Contemporary bonds as of 1993 are:
- Measure M in 1993: Funded the removal of old portable classrooms and modernization of libraries and labs.
- Measure T in 1993: for a new high school that eventually became REVHS.
- Measure R in 2002: seismic retrofitting and permanent building replacements. Funds for a third high school, eventually building CVHS.
- Measure J in 2008: to answer overcrowding and updating structural spaces.
- Measure D in 2024: $500 million to update campuses due to age, as more than 80% are over 60 years old.

==High schools==
The three comprehensive high schools, commonly known by their acronyms are: RHS, REV and CVHS. Each play in the California Division II Interscholastic sports league, Citrus Belt League.

==Achievements==
- The district has achieved multiple awards, including the National PTA Parent Involvement School's of Excellence award, a Model Continuation High School Award for Orangewood High School, a Title 1 Academic Achievement Award, California Achieving School's Award Program, a Golden Bell Award, a National Blue Ribbon Schools award, a California Pivotal Practice District Award and thruout the years, multiple school have achieved California Distinguished Schools awards. For example, in 2025, eleven schools and the district received Educational Results Partnership - California Distinguished Schools Honor Roll, a statewide achievement.

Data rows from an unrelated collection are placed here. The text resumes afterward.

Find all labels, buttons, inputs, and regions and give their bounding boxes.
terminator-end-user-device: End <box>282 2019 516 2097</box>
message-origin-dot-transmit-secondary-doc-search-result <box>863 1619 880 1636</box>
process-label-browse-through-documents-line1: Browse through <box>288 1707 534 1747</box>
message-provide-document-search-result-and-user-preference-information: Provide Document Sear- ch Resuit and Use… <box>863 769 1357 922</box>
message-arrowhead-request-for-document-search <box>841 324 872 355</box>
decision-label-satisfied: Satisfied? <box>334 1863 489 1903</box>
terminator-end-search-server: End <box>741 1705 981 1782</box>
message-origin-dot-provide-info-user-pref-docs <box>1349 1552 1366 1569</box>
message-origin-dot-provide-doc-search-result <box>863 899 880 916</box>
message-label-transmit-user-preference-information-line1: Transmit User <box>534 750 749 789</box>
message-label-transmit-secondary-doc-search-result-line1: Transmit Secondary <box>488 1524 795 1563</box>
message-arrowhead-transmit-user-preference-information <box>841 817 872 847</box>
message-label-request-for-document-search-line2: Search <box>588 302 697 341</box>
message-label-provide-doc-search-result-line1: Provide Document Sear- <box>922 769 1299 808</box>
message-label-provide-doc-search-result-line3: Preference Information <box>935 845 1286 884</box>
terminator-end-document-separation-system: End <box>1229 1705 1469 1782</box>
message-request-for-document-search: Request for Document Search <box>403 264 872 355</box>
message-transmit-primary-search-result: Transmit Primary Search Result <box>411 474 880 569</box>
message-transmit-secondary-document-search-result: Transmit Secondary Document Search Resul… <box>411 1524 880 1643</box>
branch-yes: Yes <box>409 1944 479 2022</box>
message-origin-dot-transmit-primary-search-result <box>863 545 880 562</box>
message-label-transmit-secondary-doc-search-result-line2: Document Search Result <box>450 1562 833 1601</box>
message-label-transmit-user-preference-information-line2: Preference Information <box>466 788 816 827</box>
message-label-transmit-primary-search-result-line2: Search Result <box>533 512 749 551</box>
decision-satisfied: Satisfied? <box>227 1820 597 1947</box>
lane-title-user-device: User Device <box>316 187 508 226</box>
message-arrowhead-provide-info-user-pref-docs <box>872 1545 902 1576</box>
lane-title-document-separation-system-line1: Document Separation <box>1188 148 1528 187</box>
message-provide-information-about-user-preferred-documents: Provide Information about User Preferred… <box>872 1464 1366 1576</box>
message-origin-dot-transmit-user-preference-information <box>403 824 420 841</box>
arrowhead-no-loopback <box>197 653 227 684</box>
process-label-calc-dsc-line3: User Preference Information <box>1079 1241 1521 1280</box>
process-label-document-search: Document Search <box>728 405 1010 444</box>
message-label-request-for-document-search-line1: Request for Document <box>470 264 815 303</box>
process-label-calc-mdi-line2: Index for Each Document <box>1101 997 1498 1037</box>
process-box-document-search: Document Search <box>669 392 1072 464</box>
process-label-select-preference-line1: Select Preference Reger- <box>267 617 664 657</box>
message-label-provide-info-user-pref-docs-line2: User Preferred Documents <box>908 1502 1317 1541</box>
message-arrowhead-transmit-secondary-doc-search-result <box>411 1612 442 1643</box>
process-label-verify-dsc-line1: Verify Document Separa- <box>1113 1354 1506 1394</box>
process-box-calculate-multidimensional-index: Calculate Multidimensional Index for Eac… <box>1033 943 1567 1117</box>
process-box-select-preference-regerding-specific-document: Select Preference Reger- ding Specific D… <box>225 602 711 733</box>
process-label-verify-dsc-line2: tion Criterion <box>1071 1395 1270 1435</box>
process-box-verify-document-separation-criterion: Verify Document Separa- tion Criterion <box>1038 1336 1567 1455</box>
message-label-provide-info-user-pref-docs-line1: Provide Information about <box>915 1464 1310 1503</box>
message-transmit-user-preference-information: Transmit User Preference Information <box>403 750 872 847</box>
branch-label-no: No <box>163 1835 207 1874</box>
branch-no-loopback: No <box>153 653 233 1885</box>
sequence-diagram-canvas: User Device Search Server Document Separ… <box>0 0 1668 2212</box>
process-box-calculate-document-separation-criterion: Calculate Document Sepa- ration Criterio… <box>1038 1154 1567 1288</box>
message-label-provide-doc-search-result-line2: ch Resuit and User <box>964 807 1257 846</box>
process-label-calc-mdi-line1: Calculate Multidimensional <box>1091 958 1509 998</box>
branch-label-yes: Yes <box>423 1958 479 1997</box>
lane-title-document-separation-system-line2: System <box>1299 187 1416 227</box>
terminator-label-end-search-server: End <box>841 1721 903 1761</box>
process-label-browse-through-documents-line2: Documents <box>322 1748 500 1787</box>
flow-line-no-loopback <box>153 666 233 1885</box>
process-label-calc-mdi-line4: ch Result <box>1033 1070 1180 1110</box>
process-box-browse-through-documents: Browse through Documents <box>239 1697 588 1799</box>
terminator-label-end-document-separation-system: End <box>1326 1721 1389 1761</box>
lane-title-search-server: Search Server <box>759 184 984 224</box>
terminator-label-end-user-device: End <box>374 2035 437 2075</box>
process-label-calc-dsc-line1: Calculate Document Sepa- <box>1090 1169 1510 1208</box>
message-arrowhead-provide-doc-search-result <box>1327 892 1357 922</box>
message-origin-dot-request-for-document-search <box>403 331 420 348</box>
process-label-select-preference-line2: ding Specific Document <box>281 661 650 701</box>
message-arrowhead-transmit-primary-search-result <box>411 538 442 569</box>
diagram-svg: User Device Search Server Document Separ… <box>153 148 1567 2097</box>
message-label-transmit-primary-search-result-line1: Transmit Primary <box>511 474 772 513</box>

- RUSD has produced elite professional athletes, including soccer star Landon Donovan, NFL players Jaelan Phillips, Brian DeRoo, Greg Horton, Patrick Johnson, Jim Weatherwax, Jakobie Keeney-James, Brian Billick and Kylie Fitts. MLB pitchers Matt Andriese, Julio Cruz, Ed Vande Berg, and Tommy Hanson, as well as Olympic bronze medalist Robin Backhaus. Recently, REVHS placed third in state-level tennis, and athletes like Katie Hornung reached the 2025 cross country state finals. The boys water polo team posted a 24-9 season under standout players and captains like Nico Perna in 2022, who made the US National Water Polo Team.

==Controversy==
- Bryn Mawr Elementary school was designated as "the Mexican school" in 1911 for Spanish speaking children of citrus workers. The school was located on the southeast corner of Mayberry Street and Whittier Avenue. Efforts by PTA member parent Rafaela Landeros Rey, she challenged the segregation at RUSD. By 1942, she was able to change the segregation policy. RUSD self de-segregated in 1942, years before state law banned the practice in passing California Assembly Bill 1375 (The Anderson Bill) and the United States Court of Appeals for the Ninth Circuit issuing a ruling in Mendez v. Westminster in 1947. When RUSD integrated, all children went to Mission Elementary School and Bryn Mawr Elementary was closed by 1947. A new Bryn Mawr Elementary school would later re-open three blocks south on Whittier Avenue in Loma Linda, California in 1993.

- The district has had a large number of child molestation criminal and civil abuse cases. Twenty five teachers and staff have been accused by over fifty students since 1999. Following an investigation in the early 2020's, the district entered into a stipulated judgment in 2024 with the California Department of Justice, placing RUSD under five years of monitoring. To date, the district has paid out over $50 million in damages to affected students and families. RUSD abuse cases gained nationwide attention, including a high-profile CBS News report named "Pledge of Silence" that aired nationally.

- Current board member Candy Olsen was accused of being antisemitic and racist in 2025 by local parent organizations. 1,500 complaints were received at a school board meeting about Olsens post and likes on social media. Olsen stated her social media was taken out of context. Since elected, Olsen has followed the second Trump administrations "MAGA agenda" of banning school library books, certain flags and curriculum she deemed as "Critical Race Theory". The project 2025 debate garnered nationwide attention.

- Local folklore about a ghost haunting at Mariposa Elementary School has trespassers occasionally entering school grounds after hours. As the Urban legend has it, a young school boy named Billy was struck by a bus and killed while riding his bicycle in front of the school in the 1950s. The school district states the story is false and never happened.